One supporter accused the half-dozen reporters and cameramen of disrespecting the church by entering the Head Start building. The man, who refused to give his name, accused them of "institutional racism" for covering the event and criticized O'Malley, a councilman and the leading white contender for the post, for using the site that caters to poor, black children as a venue.

Head Start, a federal program, also receives state funds. About 200 children participate in preschool and after-school programs.

The Rev. Vernon Dobson, Union Baptist pastor, summoned the critic inside the building, then also objected to O'Malley's use of the facility for his campaign. Dobson said that, despite the needs of the church and the program, he did not remember the Northeast Baltimore city councilman visiting the site in the past.

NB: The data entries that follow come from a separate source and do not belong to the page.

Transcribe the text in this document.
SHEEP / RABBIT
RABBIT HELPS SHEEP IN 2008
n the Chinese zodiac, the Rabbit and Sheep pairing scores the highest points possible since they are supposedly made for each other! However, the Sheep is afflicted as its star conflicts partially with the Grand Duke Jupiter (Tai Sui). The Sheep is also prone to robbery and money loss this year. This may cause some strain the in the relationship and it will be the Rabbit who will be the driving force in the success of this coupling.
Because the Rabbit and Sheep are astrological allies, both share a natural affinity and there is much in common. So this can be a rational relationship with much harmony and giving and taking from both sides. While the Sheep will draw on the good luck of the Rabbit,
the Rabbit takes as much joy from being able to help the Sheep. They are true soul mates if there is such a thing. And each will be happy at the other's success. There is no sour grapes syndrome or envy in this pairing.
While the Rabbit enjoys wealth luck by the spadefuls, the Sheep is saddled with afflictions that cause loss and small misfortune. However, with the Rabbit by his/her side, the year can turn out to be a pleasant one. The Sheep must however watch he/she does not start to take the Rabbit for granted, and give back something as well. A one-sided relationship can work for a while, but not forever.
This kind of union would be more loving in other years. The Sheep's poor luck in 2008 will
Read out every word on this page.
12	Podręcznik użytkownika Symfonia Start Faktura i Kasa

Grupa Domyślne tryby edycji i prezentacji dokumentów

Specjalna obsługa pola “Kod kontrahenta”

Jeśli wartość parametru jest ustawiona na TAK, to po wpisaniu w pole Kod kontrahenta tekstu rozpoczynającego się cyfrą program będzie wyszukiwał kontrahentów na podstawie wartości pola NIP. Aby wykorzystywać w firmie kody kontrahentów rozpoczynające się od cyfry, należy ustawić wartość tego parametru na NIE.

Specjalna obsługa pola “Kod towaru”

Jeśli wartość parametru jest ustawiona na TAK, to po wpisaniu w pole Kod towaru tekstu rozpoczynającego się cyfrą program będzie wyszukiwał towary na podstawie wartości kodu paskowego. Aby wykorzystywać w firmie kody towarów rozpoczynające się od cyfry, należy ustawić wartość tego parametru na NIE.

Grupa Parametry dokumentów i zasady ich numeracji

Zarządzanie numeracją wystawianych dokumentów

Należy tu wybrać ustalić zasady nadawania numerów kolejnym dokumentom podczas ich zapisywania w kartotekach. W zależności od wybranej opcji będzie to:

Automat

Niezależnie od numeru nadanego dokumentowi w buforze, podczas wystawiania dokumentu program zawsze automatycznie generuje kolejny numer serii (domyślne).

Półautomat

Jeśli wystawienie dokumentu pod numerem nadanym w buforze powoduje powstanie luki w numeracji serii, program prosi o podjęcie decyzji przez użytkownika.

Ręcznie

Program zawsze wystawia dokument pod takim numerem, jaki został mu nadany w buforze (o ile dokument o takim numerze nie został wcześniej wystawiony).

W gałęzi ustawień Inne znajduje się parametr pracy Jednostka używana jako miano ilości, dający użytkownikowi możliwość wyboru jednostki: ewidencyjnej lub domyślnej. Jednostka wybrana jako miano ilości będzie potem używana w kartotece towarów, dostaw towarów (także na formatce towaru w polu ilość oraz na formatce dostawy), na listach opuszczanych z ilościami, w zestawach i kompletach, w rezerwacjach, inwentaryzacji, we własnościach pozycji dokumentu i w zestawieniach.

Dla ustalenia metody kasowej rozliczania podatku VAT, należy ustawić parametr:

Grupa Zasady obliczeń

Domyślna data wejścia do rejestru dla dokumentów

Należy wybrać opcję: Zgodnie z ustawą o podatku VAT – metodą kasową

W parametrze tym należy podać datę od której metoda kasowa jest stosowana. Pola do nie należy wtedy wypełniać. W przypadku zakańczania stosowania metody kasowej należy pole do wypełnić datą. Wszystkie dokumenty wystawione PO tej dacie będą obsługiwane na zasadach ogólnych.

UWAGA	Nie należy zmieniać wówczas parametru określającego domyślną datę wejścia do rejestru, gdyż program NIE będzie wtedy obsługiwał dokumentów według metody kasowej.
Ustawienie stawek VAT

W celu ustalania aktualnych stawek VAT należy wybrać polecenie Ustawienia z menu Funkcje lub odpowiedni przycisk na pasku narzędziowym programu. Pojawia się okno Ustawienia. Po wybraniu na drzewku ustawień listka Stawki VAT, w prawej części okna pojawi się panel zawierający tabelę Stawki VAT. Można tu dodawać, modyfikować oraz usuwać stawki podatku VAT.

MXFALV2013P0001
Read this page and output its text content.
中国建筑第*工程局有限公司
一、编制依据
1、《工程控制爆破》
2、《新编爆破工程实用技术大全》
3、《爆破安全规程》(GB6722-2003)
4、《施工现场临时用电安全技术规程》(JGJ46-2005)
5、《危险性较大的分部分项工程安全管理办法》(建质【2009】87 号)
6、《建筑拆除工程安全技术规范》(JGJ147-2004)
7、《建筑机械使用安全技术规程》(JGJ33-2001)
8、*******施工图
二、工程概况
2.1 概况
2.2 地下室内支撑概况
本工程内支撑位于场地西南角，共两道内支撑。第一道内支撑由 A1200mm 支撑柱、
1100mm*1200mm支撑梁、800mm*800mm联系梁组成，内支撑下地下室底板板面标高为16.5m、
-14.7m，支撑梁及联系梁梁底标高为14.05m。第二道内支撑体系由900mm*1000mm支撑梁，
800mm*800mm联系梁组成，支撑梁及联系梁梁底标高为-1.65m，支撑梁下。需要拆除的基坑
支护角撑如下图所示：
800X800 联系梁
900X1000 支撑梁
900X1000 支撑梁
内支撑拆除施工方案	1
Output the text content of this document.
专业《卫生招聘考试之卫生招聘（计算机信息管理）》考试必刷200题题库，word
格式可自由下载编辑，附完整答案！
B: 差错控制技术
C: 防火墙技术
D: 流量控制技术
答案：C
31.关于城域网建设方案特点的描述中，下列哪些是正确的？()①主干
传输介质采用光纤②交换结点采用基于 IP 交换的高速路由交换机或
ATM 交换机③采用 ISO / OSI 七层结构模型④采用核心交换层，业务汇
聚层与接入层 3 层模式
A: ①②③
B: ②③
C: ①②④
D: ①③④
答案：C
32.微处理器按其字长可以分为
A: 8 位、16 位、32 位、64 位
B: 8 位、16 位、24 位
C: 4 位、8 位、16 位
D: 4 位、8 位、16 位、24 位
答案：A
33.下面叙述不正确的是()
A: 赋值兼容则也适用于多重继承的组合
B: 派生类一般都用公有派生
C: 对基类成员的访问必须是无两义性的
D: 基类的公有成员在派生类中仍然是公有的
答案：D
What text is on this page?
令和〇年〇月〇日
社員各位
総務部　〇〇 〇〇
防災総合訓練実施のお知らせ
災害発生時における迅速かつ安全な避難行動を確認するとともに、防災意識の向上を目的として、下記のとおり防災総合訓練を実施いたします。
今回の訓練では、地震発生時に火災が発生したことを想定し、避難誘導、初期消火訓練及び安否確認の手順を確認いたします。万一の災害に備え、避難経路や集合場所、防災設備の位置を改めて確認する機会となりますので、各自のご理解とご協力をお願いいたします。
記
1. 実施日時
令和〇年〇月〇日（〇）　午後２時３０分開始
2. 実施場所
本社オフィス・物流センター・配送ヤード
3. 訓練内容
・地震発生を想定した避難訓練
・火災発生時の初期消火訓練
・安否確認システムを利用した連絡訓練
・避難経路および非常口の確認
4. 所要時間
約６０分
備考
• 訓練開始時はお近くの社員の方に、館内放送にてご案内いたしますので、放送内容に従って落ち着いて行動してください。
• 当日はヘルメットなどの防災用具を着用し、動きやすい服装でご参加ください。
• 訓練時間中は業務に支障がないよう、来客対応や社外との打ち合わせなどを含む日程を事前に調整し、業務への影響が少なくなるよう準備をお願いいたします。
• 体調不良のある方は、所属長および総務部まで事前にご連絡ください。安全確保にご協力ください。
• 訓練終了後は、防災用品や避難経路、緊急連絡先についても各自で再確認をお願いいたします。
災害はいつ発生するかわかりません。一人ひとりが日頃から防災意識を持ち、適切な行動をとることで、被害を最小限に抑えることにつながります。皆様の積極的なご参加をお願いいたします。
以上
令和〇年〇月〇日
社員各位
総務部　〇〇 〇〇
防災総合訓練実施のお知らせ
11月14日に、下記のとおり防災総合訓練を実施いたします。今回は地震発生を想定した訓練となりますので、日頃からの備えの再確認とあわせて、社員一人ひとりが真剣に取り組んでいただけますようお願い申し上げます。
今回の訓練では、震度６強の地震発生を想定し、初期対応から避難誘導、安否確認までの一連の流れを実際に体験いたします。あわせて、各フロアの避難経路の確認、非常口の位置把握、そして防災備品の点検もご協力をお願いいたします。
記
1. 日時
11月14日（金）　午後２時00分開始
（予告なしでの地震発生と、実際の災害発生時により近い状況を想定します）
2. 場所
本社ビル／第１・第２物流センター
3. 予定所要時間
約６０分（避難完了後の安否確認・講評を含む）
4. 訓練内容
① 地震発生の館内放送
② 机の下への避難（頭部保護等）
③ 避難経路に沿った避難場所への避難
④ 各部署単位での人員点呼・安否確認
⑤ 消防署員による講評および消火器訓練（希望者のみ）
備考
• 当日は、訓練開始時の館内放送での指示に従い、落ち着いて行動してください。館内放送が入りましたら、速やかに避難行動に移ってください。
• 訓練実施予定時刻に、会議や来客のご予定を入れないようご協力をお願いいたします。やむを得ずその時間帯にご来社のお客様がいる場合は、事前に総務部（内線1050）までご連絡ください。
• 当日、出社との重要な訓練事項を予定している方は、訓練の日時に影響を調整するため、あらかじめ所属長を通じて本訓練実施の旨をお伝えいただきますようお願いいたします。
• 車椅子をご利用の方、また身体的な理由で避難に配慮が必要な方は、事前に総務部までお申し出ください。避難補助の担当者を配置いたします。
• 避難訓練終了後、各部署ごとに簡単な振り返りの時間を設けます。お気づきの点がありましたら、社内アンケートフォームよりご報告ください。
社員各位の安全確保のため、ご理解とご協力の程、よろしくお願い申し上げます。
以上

"With all that we do for children and all that we do for the community, we can't find them," Dobson said of politicians.

Arriving 45 minutes late after defending a client in court, O'Malley moved the news conference around the corner, where he called for expanding city prekindergarten programs and making school breakfasts more widely available.

"Children who are coming to school should be focused on learning and not their hunger," O'Malley said.

When told of Dobson's objection, O'Malley said he meant no disrespect. O'Malley noted that he called program administrators days in advance to ensure that his visit was OK.

"I'm sorry he feels that way," said O'Malley, who recalled visiting the church three years ago during the campaign of U.S. Sen. Barbara A. Mikulski. "I hope he will realize that we were here to promote programs that work and he should be proud of his program."